OmegaT 4.3.1 - User's Guide

Appendix B. Glossaries

Glossaries are terminology files. They can be created and updated manually or imported from other projects.

A given project can have any number of reference glossaries, but only one glossary, the project default glossary, will be directly writable from the OmegaT user interface.

Regardless of the number of glossaries in a project, any term in a segment that has a match in a glossary will be displayed in the Glossary pane.

Default glossary

The default writable glossary is located in the the glossary project folder and is called glossary.txt.

Its name and location can be modified in the project properties dialog but its extension must be .txt or .utf8 and its location must be contained in the glossary project folder.

The file does not need to exist when setting it, it will be created when adding the first glossary entry. If the file already exists, no attempt is done to verify the format or the character set of the file: the new entries will always be in tab-separated format and the file will be saved in UTF-8 encoding.

Usage

To use an existing glossary, simply place it in the glossary folder after creating the project. OmegaT automatically detects glossary files in this folder when a project is opened.

To add a new term to the writable glossary use Edit > Create Glossary Entry ( Ctrl+Shift+G ). Newly added terms will be immediately recognized. To add new terms to reference glossaries, edit them in an external text editor. Newly added terms will be recognized as soon as the changes have been saved.

The source term can be a multi-word term.

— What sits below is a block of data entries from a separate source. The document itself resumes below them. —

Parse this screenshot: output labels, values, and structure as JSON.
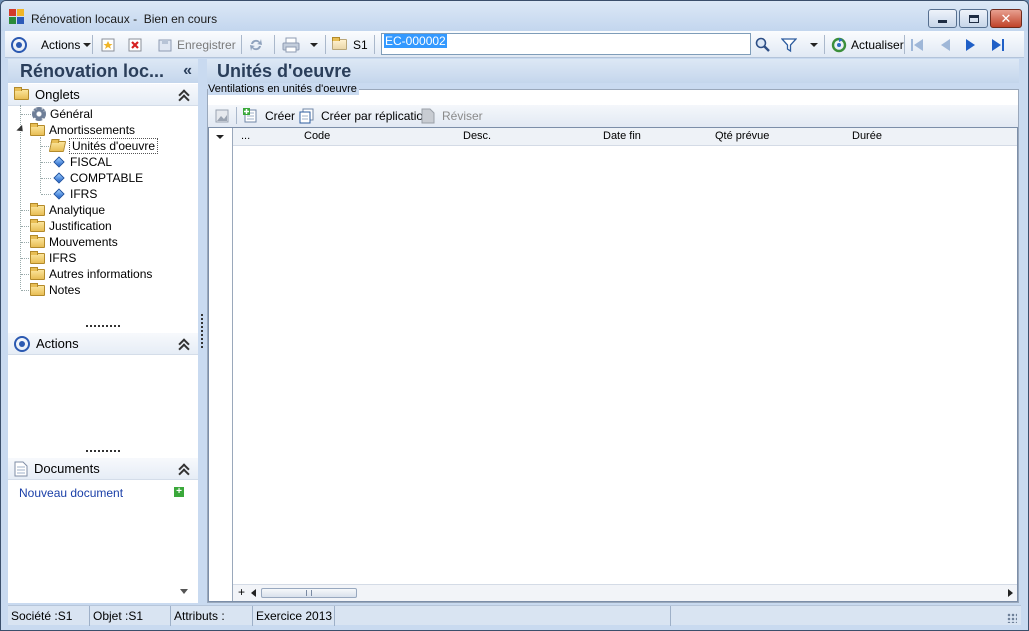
{
  "window": {
    "title_part1": "Rénovation locaux -",
    "title_part2": "Bien en cours"
  },
  "toolbar": {
    "actions_label": "Actions",
    "save_label": "Enregistrer",
    "s1_label": "S1",
    "record_value": "EC-000002",
    "refresh_label": "Actualiser"
  },
  "left": {
    "header": "Rénovation loc...",
    "collapse_glyph": "«",
    "sections": {
      "tabs": "Onglets",
      "actions": "Actions",
      "documents": "Documents"
    },
    "tree": [
      {
        "label": "Général",
        "icon": "gear-icon"
      },
      {
        "label": "Amortissements",
        "icon": "folder-icon"
      },
      {
        "label": "Unités d'oeuvre",
        "icon": "folder-open-icon"
      },
      {
        "label": "FISCAL",
        "icon": "diamond-icon"
      },
      {
        "label": "COMPTABLE",
        "icon": "diamond-icon"
      },
      {
        "label": "IFRS",
        "icon": "diamond-icon"
      },
      {
        "label": "Analytique",
        "icon": "folder-icon"
      },
      {
        "label": "Justification",
        "icon": "folder-icon"
      },
      {
        "label": "Mouvements",
        "icon": "folder-icon"
      },
      {
        "label": "IFRS",
        "icon": "folder-icon"
      },
      {
        "label": "Autres informations",
        "icon": "folder-icon"
      },
      {
        "label": "Notes",
        "icon": "folder-icon"
      }
    ],
    "new_document": "Nouveau document"
  },
  "main": {
    "title": "Unités d'oeuvre",
    "group_label": "Ventilations en unités d'oeuvre",
    "create_label": "Créer",
    "create_replication_label": "Créer par réplication",
    "review_label": "Réviser",
    "columns": [
      "...",
      "Code",
      "Desc.",
      "Date fin",
      "Qté prévue",
      "Durée"
    ],
    "footer_plus": "+"
  },
  "statusbar": {
    "company": "Société :S1",
    "object": "Objet :S1",
    "attributes": "Attributs :",
    "fiscal_year": "Exercice 2013"
  }
}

The glossary function uses stemming to find matches. Deactivate Use stemming for glossary entries in the OmegaT global preferences to only find exact matches for a term.

The source term is displayed before the " = " sign and the target terms after. Comments are displayed after a number and each on a separate line. Terms from the project writable glossary are displayed in bold face. Terms from the reference glossaries are displayed in normal face.

To display the Autocompletion contextual menu for the glossary matches, hit the OS dependant key ( Escape for macOS, Ctrl+Space for the other platforms).

To underline matching terms in the source part of the segment use View > Mark Glossary Matches. Right-click on the underlined term and select a target term to insert it at the cursor location in the target part of the segment.

File format

OmegaT glossary files are simple plain text three-column lists with the source term in the first column, an optional target term in the second column and an optional comment in the third column.

Plain text glossaries can be "tab separated values" (TSV) files or "comma separated values" (CSV) files. A third possible format is the "TBX" (TermBase eXchange) ISO standard.

The project default writable glossary is always a TSV file saved in UTF-8 encoding.

Glossaries are read in an encoding that depends on the file extension:

Table B.1. Format, extensions and expected encoding
Format Extension Encoding
TSV .txt UTF-8
TSV .utf8 UTF-8
TSV .tab OS default encoding
TSV .tsv OS default encoding
CSV .csv UTF-8
TBX .tbx UTF-8

Glossaries must be located in the glossary project folder. Glossaries located in nested folders are also recognized.

Common glossary problems

Problem: No glossary terms are displayed - possible causes:

  • No glossary file found in the glossary folder.

  • The glossary file is empty.

  • The items are not separated with a TAB character.

  • The glossary file does not have the correct extension (.tab, .utf8 or .txt).

  • There is no EXACT match between the glossary entry and the source text in your document - for instance plurals.

  • The glossary file does not have the correct encoding.

  • There are no terms in the current segment which match any terms in the glossary.

  • One or more of the above problems may have been fixed, but the project has not been reloaded.

Problem: In the glossary pane, some characters are not displayed properly

  • ...but the same characters are displayed properly in the Editing pane: the extension and the file encoding do not match.